= Interparliamentary EU Information Exchange =

The Interparliamentary EU information exchange (IPEX), is a platform for the exchange of information between EU national parliaments as well as the European Parliament concerning issues related to the European Union, especially in light of the provisions of the Treaty of Lisbon. The Treaty of Lisbon explicitly sets out the role of the national parliaments in the "Protocol on the role of national Parliaments in the European Union" and in the "Protocol on the application of the principles of subsidiarity and proportionality".

== History and Role ==

IPEX came about as the result of a recommendation made by the Conference of the Speakers of the European Union Parliaments in Rome in 2000. In accordance with the Guidelines for interparliamentary cooperation , agreed in The Hague in 2004, the official launch of the website took place in June 2006 during the EU Speakers Conference in Copenhagen. The website was later redesigned, launching its new format in 2011.

IPEX aims to support: the Speakers Conference; the Conference of Parliamentary Committees for Union Affairs of Parliaments of the European Union (COSAC); meetings of the specialized committees of the national Parliaments and of the European Parliament; interparliamentary meetings; and the liaison offices of the national parliaments in Brussels. IPEX is thus one of the major pillars of interparliamentary communication on European affairs, drawing together information from each of the national parliaments across the EU.

IPEX is intended to enable the national parliaments of EU Member States to cooperate more closely and coordinate their approaches to European affairs, whilst also seeking to make interparliamentary cooperation on EU matters accessible to European citizens. In this context, IPEX offers multilingual navigation and publishes fundamental texts and opinions of the national parliaments in English, French and other EU languages.

IPEX receives contributions from all national Parliaments of the Member States of the European Union, the national parliaments of the candidate countries and from the European Parliament. In order to promote interparliamentary cooperation, IPEX is open to COSAC and the European Centre for Parliamentary Research and Documentation (ECPRD) .

== Organisation of IPEX ==

According to the IPEX Guidelines , the IPEX Board is responsible for decisions concerning the development of IPEX. The Board is appointed on a yearly basis by the Secretaries General of the national Parliaments and the European Parliament on behalf of their Speakers.

IPEX is managed by the Central Support, the permanent IPEX information officer and a network of national IPEX Correspondents.

== Features of IPEX ==

IPEX features a database of national parliamentary scrutiny information, forums, and a news section. It is publicly accessible.
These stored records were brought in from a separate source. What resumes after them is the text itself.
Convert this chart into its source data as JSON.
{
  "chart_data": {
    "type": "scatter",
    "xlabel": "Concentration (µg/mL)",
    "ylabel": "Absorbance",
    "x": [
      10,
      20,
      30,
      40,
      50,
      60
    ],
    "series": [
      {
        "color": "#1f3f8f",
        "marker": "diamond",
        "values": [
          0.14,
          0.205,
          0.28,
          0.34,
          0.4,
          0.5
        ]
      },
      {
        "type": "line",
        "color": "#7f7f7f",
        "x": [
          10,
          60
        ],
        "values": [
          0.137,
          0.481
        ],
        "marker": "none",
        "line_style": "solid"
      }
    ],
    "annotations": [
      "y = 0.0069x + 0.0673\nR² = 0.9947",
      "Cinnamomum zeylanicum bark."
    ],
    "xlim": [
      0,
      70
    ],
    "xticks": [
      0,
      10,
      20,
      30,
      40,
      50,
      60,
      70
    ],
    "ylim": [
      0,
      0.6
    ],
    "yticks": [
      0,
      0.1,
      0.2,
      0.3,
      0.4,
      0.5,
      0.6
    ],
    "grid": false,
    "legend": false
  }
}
The website aims to provide the following:
- Overview of the state of affairs in the debate within the national parliaments and the European Parliament with regard to proposals for European legislation coming from the European institutions, especially from the European Commission
- Exchange of information on legislative proposals between the national parliaments and the European Parliament, with special regard to the principles of subsidiarity and proportionality
- Exchange of information about consultation documents coming from the European Commission as a part of the “Informal Political Dialogue” (formerly known as the “Barroso Initiative”)
- Calendar of interparliamentary cooperation
- Links to national Parliaments and to the European Parliament as well as to other websites of interparliamentary cooperation in the framework of the EU, offering, for example, information about institutional procedures in EU affairs

IPEX also hosts the EU Speakers Conference website.